The Italian pianist Enrico Pieranunzi was also a major influence: “He has an amazing ability to play inside and a little bit outside, but they were related and he did it in a melodic way. I transcribed a lot of his righthand lines and it was how he twisted them and then maybe moved in a different direction and came back.
"I analysed them.

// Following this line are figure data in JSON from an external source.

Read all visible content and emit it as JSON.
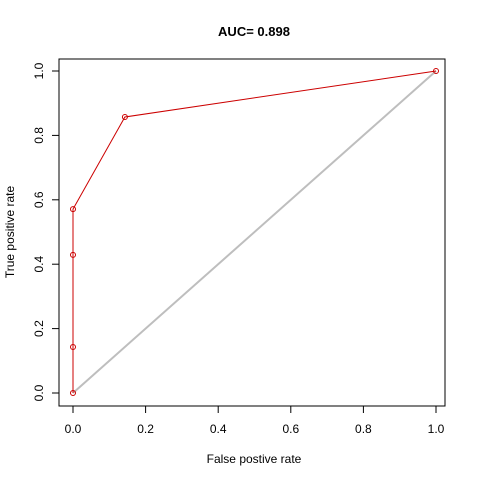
{
  "chart_data": {
    "type": "line",
    "title": "AUC= 0.898",
    "xlabel": "False postive rate",
    "ylabel": "True positive rate",
    "xlim": [
      0,
      1
    ],
    "ylim": [
      0,
      1
    ],
    "x_ticks": [
      0.0,
      0.2,
      0.4,
      0.6,
      0.8,
      1.0
    ],
    "x_tick_labels": [
      "0.0",
      "0.2",
      "0.4",
      "0.6",
      "0.8",
      "1.0"
    ],
    "y_ticks": [
      0.0,
      0.2,
      0.4,
      0.6,
      0.8,
      1.0
    ],
    "y_tick_labels": [
      "0.0",
      "0.2",
      "0.4",
      "0.6",
      "0.8",
      "1.0"
    ],
    "grid": false,
    "legend": "none",
    "series": [
      {
        "x": [
          0.0,
          0.0,
          0.0,
          0.0,
          0.143,
          1.0
        ],
        "y": [
          0.0,
          0.143,
          0.429,
          0.571,
          0.857,
          1.0
        ],
        "color": "#cc0000",
        "markers": true
      }
    ],
    "reference_line": {
      "x": [
        0.0,
        1.0
      ],
      "y": [
        0.0,
        1.0
      ],
      "color": "#bebebe"
    }
  }
}
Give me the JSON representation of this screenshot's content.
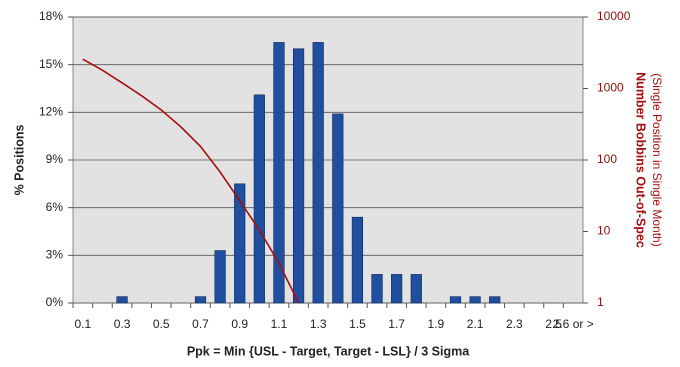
{
  "chart_data": {
    "type": "bar",
    "x_label": "Ppk = Min {USL - Target, Target - LSL} / 3 Sigma",
    "y_label": "% Positions",
    "y2_label": "Number Bobbins Out-of-Spec",
    "y2_sublabel": "(Single Position in Single Month)",
    "categories": [
      "0.1",
      null,
      "0.3",
      null,
      "0.5",
      null,
      "0.7",
      null,
      "0.9",
      null,
      "1.1",
      null,
      "1.3",
      null,
      "1.5",
      null,
      "1.7",
      null,
      "1.9",
      null,
      "2.1",
      null,
      "2.3",
      null,
      "2.5",
      "2.6 or >"
    ],
    "series": [
      {
        "type": "bar",
        "color": "#1f4f9e",
        "values": [
          0,
          0,
          0.4,
          0,
          0,
          0,
          0.4,
          3.3,
          7.5,
          13.1,
          16.4,
          16.0,
          16.4,
          11.9,
          5.4,
          1.8,
          1.8,
          1.8,
          0,
          0.4,
          0.4,
          0.4,
          0,
          0,
          0,
          0
        ]
      },
      {
        "type": "line",
        "axis": "y2",
        "color": "#a50f0f",
        "values": [
          2570,
          1800,
          1200,
          790,
          500,
          290,
          155,
          68,
          27,
          10.5,
          3.6,
          1,
          null,
          null,
          null,
          null,
          null,
          null,
          null,
          null,
          null,
          null,
          null,
          null,
          null,
          null
        ]
      }
    ],
    "ylim": [
      0,
      18
    ],
    "yticks": [
      {
        "value": 0,
        "label": "0%"
      },
      {
        "value": 3,
        "label": "3%"
      },
      {
        "value": 6,
        "label": "6%"
      },
      {
        "value": 9,
        "label": "9%"
      },
      {
        "value": 12,
        "label": "12%"
      },
      {
        "value": 15,
        "label": "15%"
      },
      {
        "value": 18,
        "label": "18%"
      }
    ],
    "y2lim": [
      1,
      10000
    ],
    "y2ticks": [
      1,
      10,
      100,
      1000,
      10000
    ],
    "y2log": true,
    "grid": true,
    "background": "#e2e2e2"
  }
}
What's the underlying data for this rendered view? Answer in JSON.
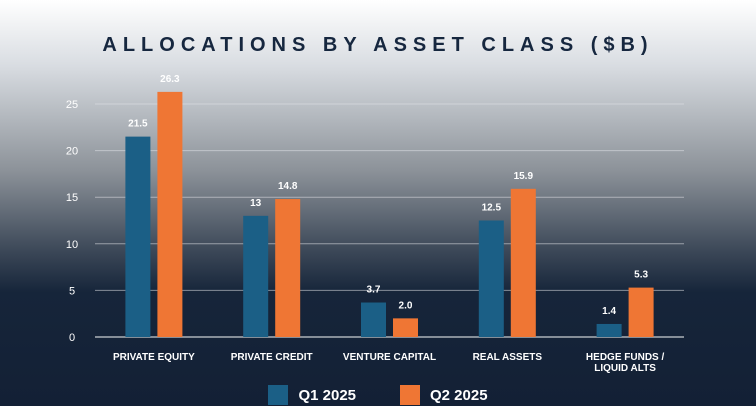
{
  "chart_data": {
    "type": "bar",
    "title": "ALLOCATIONS BY ASSET CLASS ($B)",
    "xlabel": "",
    "ylabel": "",
    "categories": [
      [
        "PRIVATE EQUITY"
      ],
      [
        "PRIVATE CREDIT"
      ],
      [
        "VENTURE CAPITAL"
      ],
      [
        "REAL ASSETS"
      ],
      [
        "HEDGE FUNDS /",
        "LIQUID ALTS"
      ]
    ],
    "series": [
      {
        "name": "Q1 2025",
        "color": "#1b5f86",
        "values": [
          21.5,
          13,
          3.7,
          12.5,
          1.4
        ],
        "labels": [
          "21.5",
          "13",
          "3.7",
          "12.5",
          "1.4"
        ]
      },
      {
        "name": "Q2 2025",
        "color": "#ef7634",
        "values": [
          26.3,
          14.8,
          2.0,
          15.9,
          5.3
        ],
        "labels": [
          "26.3",
          "14.8",
          "2.0",
          "15.9",
          "5.3"
        ]
      }
    ],
    "ylim": [
      0,
      25
    ],
    "yticks": [
      "0",
      "5",
      "10",
      "15",
      "20",
      "25"
    ],
    "grid": true,
    "legend_position": "bottom"
  }
}
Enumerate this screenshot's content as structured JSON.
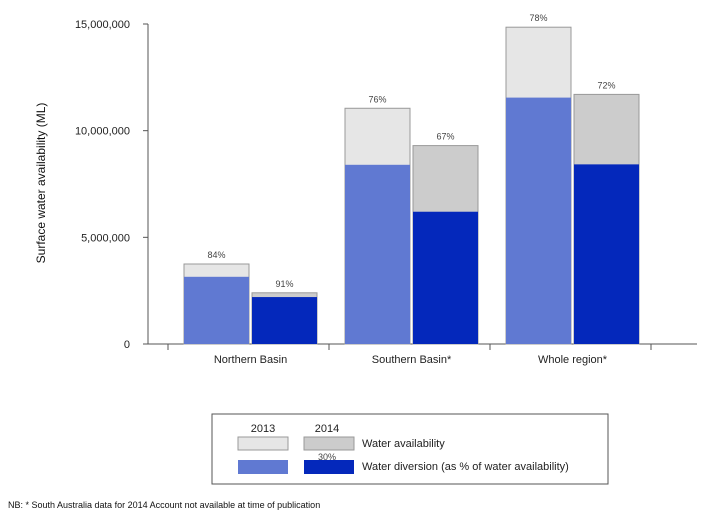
{
  "chart_data": {
    "type": "bar",
    "subtype": "overlapped-stacked",
    "ylabel": "Surface water availability (ML)",
    "ylim": [
      0,
      15000000
    ],
    "yticks": [
      0,
      5000000,
      10000000,
      15000000
    ],
    "ytick_labels": [
      "0",
      "5,000,000",
      "10,000,000",
      "15,000,000"
    ],
    "categories": [
      "Northern Basin",
      "Southern Basin*",
      "Whole region*"
    ],
    "series": [
      {
        "name": "2013",
        "availability": [
          3750000,
          11050000,
          14850000
        ],
        "diversion": [
          3150000,
          8400000,
          11550000
        ],
        "labels": [
          "84%",
          "76%",
          "78%"
        ]
      },
      {
        "name": "2014",
        "availability": [
          2400000,
          9300000,
          11700000
        ],
        "diversion": [
          2200000,
          6200000,
          8420000
        ],
        "labels": [
          "91%",
          "67%",
          "72%"
        ]
      }
    ],
    "colors": {
      "avail_2013": "#e6e6e6",
      "avail_2014": "#cccccc",
      "div_2013": "#6079d2",
      "div_2014": "#0428bb",
      "bar_stroke": "#999999",
      "axis": "#555555"
    },
    "legend": {
      "years": [
        "2013",
        "2014"
      ],
      "rows": [
        "Water availability",
        "Water diversion (as % of water availability)"
      ],
      "example_label": "30%"
    }
  },
  "note": "NB: * South Australia data for 2014 Account not available at time of publication"
}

I didn't want to copy him but look at what the underlying justification was for what he was doing.”
What he admires about Hancock is the intuitive understanding he has with saxophonist Wayne Shorter, something he feels he and Haines, who also learned on the bandstand from a young age, have also developed.
“We trust each other and we've spent a lot of time together and grew up playing jazz together. We've done stuff live and in the studio together. I wouldn't say it is a predictability, but our ears are very tuned to each other in terms of general direction. I feel a real affinity with Nathan and he with me.
“We can take things in different directions at different times, but we don't really talk about these things unless we are recording perhaps. There hasn't been a lot of things written down.”
With Field of Vision released this week, supporting gigs trickling out over the next month – an album launch at the Kenneth Myers Centre on March 12, the Waiheke Jazz Festival at Easter and CJC in Auckland on April 25 – Kevin Field is just looking forward to getting out there with it.
“The thing about an album is that the music actually grows the more you play it.”